En l’espèce, l’équité commande qu’il soit fait application des dispositions de l’article 700 du code de procédure civile au profit de la requérante qui a été contrainte d’exposer des frais irrépétibles non compris dans les dépens de l’instance pour faire valoir ses droits en justice.

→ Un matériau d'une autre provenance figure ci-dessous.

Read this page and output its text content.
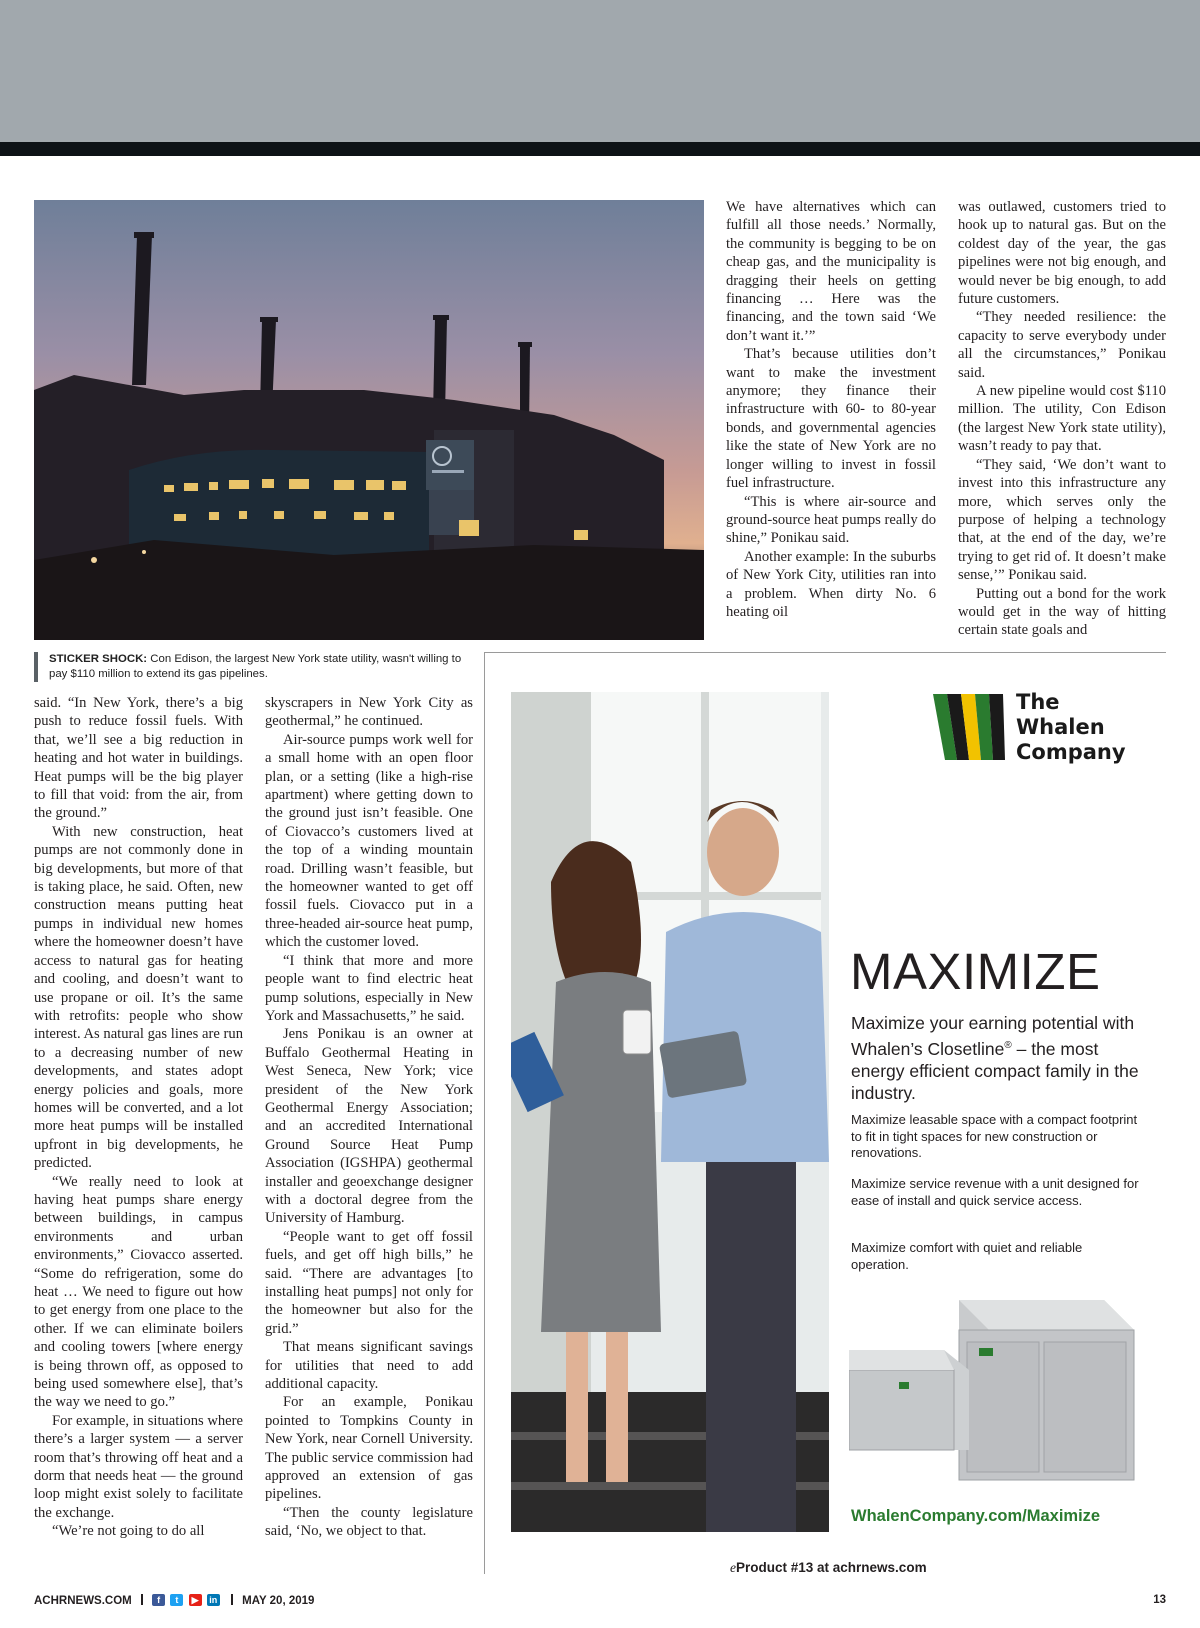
STICKER SHOCK: Con Edison, the largest New York state utility, wasn't willing to pay $110 million to extend its gas pipelines.

We have alternatives which can fulfill all those needs.’ Normally, the community is begging to be on cheap gas, and the municipality is dragging their heels on getting financing … Here was the financing, and the town said ‘We don’t want it.’”

That’s because utilities don’t want to make the investment anymore; they finance their infrastructure with 60- to 80-year bonds, and governmental agencies like the state of New York are no longer willing to invest in fossil fuel infrastructure.

“This is where air-source and ground-source heat pumps really do shine,” Ponikau said.

Another example: In the suburbs of New York City, utilities ran into a problem. When dirty No. 6 heating oil

was outlawed, customers tried to hook up to natural gas. But on the coldest day of the year, the gas pipelines were not big enough, and would never be big enough, to add future customers.

“They needed resilience: the capacity to serve everybody under all the circumstances,” Ponikau said.

A new pipeline would cost $110 million. The utility, Con Edison (the largest New York state utility), wasn’t ready to pay that.

“They said, ‘We don’t want to invest into this infrastructure any more, which serves only the purpose of helping a technology that, at the end of the day, we’re trying to get rid of. It doesn’t make sense,’” Ponikau said.

Putting out a bond for the work would get in the way of hitting certain state goals and

said. “In New York, there’s a big push to reduce fossil fuels. With that, we’ll see a big reduction in heating and hot water in buildings. Heat pumps will be the big player to fill that void: from the air, from the ground.”

With new construction, heat pumps are not commonly done in big developments, but more of that is taking place, he said. Often, new construction means putting heat pumps in individual new homes where the homeowner doesn’t have access to natural gas for heating and cooling, and doesn’t want to use propane or oil. It’s the same with retrofits: people who show interest. As natural gas lines are run to a decreasing number of new developments, and states adopt energy policies and goals, more homes will be converted, and a lot more heat pumps will be installed upfront in big developments, he predicted.

“We really need to look at having heat pumps share energy between buildings, in campus environments and urban environments,” Ciovacco asserted. “Some do refrigeration, some do heat … We need to figure out how to get energy from one place to the other. If we can eliminate boilers and cooling towers [where energy is being thrown off, as opposed to being used somewhere else], that’s the way we need to go.”

For example, in situations where there’s a larger system — a server room that’s throwing off heat and a dorm that needs heat — the ground loop might exist solely to facilitate the exchange.

“We’re not going to do all

skyscrapers in New York City as geothermal,” he continued.

Air-source pumps work well for a small home with an open floor plan, or a setting (like a high-rise apartment) where getting down to the ground just isn’t feasible. One of Ciovacco’s customers lived at the top of a winding mountain road. Drilling wasn’t feasible, but the homeowner wanted to get off fossil fuels. Ciovacco put in a three-headed air-source heat pump, which the customer loved.

“I think that more and more people want to find electric heat pump solutions, especially in New York and Massachusetts,” he said.

Jens Ponikau is an owner at Buffalo Geothermal Heating in West Seneca, New York; vice president of the New York Geothermal Energy Association; and an accredited International Ground Source Heat Pump Association (IGSHPA) geothermal installer and geoexchange designer with a doctoral degree from the University of Hamburg.

“People want to get off fossil fuels, and get off high bills,” he said. “There are advantages [to installing heat pumps] not only for the homeowner but also for the grid.”

That means significant savings for utilities that need to add additional capacity.

For an example, Ponikau pointed to Tompkins County in New York, near Cornell University. The public service commission had approved an extension of gas pipelines.

“Then the county legislature said, ‘No, we object to that.

The
Whalen
Company
MAXIMIZE
Maximize your earning potential with Whalen’s Closetline® – the most energy efficient compact family in the industry.
Maximize leasable space with a compact footprint to fit in tight spaces for new construction or renovations.
Maximize service revenue with a unit designed for ease of install and quick service access.
Maximize comfort with quiet and reliable operation.
WhalenCompany.com/Maximize
eProduct #13 at achrnews.com
ACHRNEWS.COM	f
	t
	▶
	in MAY 20, 2019	13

Il lui sera accordé à ce titre la somme de 1.000 euros.
PAR CES MOTIFS,
Nous, M. Robin PLANES, premier vice président adjoint du tribunal judiciaire de TOULOUSE, statuant en qualité de juge des référés, publiquement, par mise à disposition au greffe, par ordonnance contradictoire et en premier ressort,
AU PRINCIPAL, RENVOYONS les parties à se pourvoir ainsi qu’elles aviseront, mais d’ores et déjà et vu l’urgence :
CONSTATONS la résiliation de plein droit à compter du 09 février 2025, du bail commercial en date du 16 février 2024, consenti par la SCI LES MURS TOULOUSAINS à la SAS ABI 31, portant un local commercial, dépendant d’un immeuble situé [Adresse 3] ;
ORDONNONS à défaut de libération volontaire préalable des lieux, l’expulsion de la SAS ABI 31 et celle de tous biens et occupants de son chef, dans les formes et délais légaux avec le concours éventuel d’un serrurier et de la force publique ;
DISONS que le sort des biens mobiliers trouvés dans les lieux sera régit par les dispositions prévues par les articles L.433-1 et R.433-1 et suivants du code des procédures civiles d’exécution ;
CONDAMNONS la SAS ABI 31 à payer à la SCI LES MURS TOULOUSAINS une somme provisionnelle de 2.691 euros (DEUX MILLE SIX CENT QUATRE VINGT ONZE EUROS) au titre des créances de loyers, de charges, de taxes et aux indemnités d’occupation impayées, afférent au bail résilié, arrêté au 28 février 2025 (échéance du mois de février 2025 comprise) ;
CONDAMNONS la SAS ABI 31 au paiement d’une indemnité mensuelle d’occupation correspondant à la somme égale aux loyers, charges, taxes et accessoires normalement exigibles, sans majoration (soit la somme de 897 euros par mois), au prorata temporis de son occupation, à compter du 01 mars 2025 et jusqu’à la libération effective des lieux caractérisée soit par l’expulsion, soit par la restitution volontaire préalable des clefs en mains propres à un représentant de la SCI LES MURS TOULOUSAINS ;
CONDAMNONS la SAS ABI 31 à payer à la SCI LES MURS TOULOUSAINS la somme de 1.000 euros (MILLE EUROS) par application des dispositions de l’article 700 du code de procédure civile ;
REJETONS toutes autres ou surplus de demandes, y compris la demande de délai de grâce et de suspension de l’acquisition de la clause résolutoire formée par la SAS ABI 31 ;
RAPPELONS que l’exécution provisoire de la présente ordonnance est de droit ;
CONDAMNONS la SAS ABI 31 aux entiers dépens qui comprendront notamment les frais relatifs au coût du commandement de payer et de l’assignation ayant introduit la présente instance.
Ainsi jugé et mis à disposition le 17 juin 2025.